Tantangan eksternal muncul dari arus globalisasi dan berbagai isu yang terkait dengan masalah lingkungan hidup, kemajuan teknologi dan informasi, kebangkitan industri kreatif dan budaya, serta perkembangan pendidikan di tingkat internasional. Arus globalisasi akan menggeser pola hidup masyarakat dari agraris dan perniagaan tradisional menjadi masyarakat industri dan perdagangan modern.
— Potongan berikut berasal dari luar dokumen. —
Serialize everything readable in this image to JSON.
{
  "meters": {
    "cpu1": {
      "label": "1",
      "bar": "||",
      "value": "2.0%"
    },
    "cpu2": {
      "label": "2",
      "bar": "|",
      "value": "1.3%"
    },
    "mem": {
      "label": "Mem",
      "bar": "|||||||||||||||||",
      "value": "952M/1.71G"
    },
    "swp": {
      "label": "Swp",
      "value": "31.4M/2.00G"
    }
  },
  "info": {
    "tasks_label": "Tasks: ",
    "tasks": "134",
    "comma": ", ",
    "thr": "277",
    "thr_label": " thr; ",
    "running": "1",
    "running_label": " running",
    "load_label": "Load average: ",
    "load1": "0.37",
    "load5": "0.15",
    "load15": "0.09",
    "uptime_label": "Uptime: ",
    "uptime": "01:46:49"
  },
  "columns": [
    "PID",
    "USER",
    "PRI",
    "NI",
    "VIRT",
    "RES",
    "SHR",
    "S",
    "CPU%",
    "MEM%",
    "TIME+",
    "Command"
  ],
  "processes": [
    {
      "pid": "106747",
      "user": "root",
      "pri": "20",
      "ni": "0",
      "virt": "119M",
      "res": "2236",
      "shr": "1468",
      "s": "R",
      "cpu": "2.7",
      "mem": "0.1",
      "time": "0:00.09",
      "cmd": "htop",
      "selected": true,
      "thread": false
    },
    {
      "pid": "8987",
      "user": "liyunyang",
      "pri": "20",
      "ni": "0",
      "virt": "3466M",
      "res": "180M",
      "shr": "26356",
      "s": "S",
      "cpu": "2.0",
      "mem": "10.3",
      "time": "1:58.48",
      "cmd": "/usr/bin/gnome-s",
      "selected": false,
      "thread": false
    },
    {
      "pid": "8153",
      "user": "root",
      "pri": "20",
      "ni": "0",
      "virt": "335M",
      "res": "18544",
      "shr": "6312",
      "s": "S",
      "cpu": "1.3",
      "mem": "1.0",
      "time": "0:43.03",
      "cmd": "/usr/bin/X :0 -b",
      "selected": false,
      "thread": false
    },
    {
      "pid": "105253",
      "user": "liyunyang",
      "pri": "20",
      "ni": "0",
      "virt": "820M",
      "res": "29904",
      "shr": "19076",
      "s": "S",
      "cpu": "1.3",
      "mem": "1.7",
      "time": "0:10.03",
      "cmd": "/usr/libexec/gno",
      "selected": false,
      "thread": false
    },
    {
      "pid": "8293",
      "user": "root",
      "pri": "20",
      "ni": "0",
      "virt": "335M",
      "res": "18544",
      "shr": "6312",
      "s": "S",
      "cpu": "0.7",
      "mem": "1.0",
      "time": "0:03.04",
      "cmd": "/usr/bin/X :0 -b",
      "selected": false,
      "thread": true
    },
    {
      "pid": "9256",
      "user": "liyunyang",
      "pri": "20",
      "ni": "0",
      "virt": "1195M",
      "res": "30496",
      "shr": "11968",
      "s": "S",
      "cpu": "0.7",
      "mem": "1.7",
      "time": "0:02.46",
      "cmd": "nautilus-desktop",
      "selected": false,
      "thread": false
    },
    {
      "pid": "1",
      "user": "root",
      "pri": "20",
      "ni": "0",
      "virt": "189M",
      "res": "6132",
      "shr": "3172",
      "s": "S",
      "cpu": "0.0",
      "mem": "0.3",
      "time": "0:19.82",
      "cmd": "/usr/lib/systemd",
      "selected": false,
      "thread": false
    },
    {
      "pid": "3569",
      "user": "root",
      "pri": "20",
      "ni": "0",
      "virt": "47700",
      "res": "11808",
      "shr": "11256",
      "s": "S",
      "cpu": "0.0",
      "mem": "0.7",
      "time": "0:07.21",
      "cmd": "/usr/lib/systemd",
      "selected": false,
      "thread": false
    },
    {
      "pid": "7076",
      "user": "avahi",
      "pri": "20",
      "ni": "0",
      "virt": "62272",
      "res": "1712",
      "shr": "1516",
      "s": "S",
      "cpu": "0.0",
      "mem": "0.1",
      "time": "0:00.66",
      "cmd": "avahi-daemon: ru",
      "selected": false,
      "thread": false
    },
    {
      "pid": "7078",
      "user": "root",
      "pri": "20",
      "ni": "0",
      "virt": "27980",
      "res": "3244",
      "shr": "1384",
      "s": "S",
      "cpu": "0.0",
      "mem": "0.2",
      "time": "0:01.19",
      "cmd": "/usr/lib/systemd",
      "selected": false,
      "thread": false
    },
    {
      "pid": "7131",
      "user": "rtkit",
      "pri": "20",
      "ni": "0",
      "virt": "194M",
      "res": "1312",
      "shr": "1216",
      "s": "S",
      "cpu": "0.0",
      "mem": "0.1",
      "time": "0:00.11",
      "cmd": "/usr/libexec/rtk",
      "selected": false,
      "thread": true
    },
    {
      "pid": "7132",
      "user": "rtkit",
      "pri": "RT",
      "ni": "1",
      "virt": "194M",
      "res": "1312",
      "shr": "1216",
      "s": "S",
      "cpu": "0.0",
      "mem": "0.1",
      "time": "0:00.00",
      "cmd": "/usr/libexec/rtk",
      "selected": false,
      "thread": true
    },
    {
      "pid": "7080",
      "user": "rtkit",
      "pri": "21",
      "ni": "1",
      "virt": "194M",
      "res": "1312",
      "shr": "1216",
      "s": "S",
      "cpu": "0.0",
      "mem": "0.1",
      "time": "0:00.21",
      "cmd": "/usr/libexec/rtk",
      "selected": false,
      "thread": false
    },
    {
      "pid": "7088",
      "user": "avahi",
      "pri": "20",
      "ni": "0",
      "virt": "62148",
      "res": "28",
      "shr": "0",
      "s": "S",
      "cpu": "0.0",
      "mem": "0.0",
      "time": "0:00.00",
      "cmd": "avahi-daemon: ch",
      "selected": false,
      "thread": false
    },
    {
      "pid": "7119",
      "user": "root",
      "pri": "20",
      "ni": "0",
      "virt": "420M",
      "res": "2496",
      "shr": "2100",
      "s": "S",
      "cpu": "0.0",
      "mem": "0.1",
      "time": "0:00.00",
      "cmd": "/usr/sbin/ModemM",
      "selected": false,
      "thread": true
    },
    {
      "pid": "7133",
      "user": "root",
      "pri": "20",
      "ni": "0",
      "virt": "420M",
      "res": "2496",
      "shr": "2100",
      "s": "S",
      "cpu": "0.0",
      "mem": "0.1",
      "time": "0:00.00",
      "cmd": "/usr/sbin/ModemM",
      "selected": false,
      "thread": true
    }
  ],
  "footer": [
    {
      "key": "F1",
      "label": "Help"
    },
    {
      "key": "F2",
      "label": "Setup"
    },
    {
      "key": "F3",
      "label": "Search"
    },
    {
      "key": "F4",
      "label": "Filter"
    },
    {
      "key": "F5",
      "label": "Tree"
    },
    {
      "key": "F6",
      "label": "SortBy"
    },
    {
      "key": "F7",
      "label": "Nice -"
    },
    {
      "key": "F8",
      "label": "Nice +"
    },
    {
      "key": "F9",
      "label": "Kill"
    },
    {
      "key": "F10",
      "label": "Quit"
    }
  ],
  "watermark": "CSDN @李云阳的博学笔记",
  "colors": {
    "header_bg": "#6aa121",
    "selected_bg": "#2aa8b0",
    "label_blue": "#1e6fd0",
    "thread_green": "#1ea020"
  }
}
Selain itu, keikutsertaan Indonesia dalam Program for International Student Assessment (PISA) juga menunjukkan bahwa capaian anak-anak Indonesia tidak menggembirakan dalam beberapa kali laporan yang dikeluarkan. Berdasarkan hasil survei terakhir yang dilakukan, Indonesia menduduki peringkat ke-64 dari 65 peserta PISA. Hasil ini memberikan sinyal kuat bahwa kemampuan siswa-siswi kita di bidang matematika, sains, dan membaca yang menjadi indikator penilaian PISA masih sangat minim, karena kurikulum yang ada (KTSP) belum mampu memacu siswa untuk berprestasi dalam tiga aspek tersebut.

Untuk mengatasi berbagai tantangan tersebut sisi kedinamisan kurikulum harus dimanfaatkan, sehingga lahirlah kurikulum 2013 yang dianggap mampu menjadi solusi bagi berbagai tantangan yang dihadapi dunia pendidikan Indonesia. Dalam hal ini, penulis berpendapat bahwa langkah yang diambil oleh pemerintah melalui pengembangan kurikulum 2013 sangatlah tepat.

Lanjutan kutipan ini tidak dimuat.